In discussing AHRQ's role, Clancy said, "We fund a lot of research and make a great deal of data available," adding that AHRQ's annual reports to Congress on healthcare quality and disparities will be released later this month.
In previewing the reports, Clancy said every year since 2003, the statistics have shown improvements in care, but in "slightly less good news," she added that the magnitude of the increases "is not stunning." She explained that a soon-to-released report shows improvement in nearly 60% of the measures used to track healthcare quality, but the median increase is only 2.5%. Information on how to accelerate those improvements is desperately needed, Clancy said.
Help could come from electronic health-record vendors making it easier for doctors who use their products to track quality, Clancy said. Doctors buy EHRs hoping that they can hit the F7 key and upload all the quality measures they need, but then are quickly disappointed, she added.

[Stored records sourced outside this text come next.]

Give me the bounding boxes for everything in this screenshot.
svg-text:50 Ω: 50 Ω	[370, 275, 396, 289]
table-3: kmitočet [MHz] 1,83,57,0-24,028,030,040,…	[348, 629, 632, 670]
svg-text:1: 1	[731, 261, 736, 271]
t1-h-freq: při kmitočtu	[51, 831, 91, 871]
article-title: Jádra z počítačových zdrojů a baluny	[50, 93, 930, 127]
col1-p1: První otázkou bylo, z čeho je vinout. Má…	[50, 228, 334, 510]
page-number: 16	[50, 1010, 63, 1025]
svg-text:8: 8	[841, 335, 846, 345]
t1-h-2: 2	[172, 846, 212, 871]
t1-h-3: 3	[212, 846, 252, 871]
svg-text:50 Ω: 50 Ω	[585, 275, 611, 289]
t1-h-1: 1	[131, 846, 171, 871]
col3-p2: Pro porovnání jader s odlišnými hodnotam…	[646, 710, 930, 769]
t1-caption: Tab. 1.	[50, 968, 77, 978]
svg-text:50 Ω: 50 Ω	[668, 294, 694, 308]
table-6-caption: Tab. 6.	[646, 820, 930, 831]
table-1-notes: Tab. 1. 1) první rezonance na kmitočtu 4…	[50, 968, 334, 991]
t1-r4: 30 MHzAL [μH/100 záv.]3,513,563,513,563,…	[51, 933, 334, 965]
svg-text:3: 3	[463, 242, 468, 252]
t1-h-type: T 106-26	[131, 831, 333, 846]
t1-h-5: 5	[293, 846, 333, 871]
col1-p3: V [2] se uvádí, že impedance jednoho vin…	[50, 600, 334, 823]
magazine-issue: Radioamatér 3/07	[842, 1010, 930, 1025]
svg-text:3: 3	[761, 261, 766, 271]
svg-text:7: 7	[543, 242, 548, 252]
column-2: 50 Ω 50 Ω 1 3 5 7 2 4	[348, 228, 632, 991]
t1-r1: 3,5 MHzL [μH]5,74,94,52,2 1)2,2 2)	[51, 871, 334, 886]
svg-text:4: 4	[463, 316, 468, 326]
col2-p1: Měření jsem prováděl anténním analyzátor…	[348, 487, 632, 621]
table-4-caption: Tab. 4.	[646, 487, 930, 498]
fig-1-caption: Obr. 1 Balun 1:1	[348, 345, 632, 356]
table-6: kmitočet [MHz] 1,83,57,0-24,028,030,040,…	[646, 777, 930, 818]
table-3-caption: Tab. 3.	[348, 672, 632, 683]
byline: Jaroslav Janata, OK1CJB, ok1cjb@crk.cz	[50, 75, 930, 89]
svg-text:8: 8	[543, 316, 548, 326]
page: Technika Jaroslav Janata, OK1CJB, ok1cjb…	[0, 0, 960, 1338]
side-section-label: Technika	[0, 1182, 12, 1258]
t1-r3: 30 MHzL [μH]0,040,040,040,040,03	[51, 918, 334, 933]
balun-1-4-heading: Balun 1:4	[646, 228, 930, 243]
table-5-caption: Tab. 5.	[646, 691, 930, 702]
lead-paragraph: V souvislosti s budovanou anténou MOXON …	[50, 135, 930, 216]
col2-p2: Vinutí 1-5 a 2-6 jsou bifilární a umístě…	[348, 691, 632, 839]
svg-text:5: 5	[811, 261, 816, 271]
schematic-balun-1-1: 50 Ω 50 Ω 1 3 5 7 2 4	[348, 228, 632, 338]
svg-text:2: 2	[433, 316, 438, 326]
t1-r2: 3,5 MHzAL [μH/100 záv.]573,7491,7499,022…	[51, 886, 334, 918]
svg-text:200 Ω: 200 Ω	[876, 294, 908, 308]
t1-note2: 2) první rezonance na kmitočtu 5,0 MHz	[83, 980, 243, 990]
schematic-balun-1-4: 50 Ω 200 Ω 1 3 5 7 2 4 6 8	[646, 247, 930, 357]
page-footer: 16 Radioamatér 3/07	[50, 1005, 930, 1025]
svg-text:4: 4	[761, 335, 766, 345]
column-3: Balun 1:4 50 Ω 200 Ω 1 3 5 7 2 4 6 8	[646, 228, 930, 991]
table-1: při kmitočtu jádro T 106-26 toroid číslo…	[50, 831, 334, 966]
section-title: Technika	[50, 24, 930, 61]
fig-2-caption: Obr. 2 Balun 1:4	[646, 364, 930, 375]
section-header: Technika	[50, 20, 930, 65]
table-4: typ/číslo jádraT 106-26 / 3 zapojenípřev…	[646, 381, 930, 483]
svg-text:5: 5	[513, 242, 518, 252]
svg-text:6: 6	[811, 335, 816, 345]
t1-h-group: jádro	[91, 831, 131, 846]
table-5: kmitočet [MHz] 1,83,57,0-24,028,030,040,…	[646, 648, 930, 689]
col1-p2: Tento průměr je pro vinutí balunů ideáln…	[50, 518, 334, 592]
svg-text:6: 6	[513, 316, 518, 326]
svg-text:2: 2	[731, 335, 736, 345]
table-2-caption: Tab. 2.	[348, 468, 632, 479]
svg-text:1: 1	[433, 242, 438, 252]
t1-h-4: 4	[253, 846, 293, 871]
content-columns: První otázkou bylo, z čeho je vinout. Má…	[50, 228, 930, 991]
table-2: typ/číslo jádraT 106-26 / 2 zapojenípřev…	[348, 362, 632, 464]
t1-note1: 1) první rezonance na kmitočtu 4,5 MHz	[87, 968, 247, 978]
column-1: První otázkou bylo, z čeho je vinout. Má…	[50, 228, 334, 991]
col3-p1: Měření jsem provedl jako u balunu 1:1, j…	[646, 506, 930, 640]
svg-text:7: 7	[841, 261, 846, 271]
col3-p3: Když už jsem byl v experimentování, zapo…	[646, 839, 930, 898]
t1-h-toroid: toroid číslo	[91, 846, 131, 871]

Quoting Dr. David Brailer, the first national coordinator for health IT, Clancy said health IT has to move the industry from hunting for relevant healthcare data to actively "farming" or growing it as a byproduct of the care being delivered. This involves the "capture of data from what we're doing," and she cited the use of patient registries as an example of how this can be done.
Clancy, whom Modern Healthcare and Modern Physician readers named the Most Influential Physician Executive of 2009, said the transformation of the nation's healthcare system is going to be exciting, exhilarating and depressing "sometimes all at once."
"That's the world we live in," Clancy said.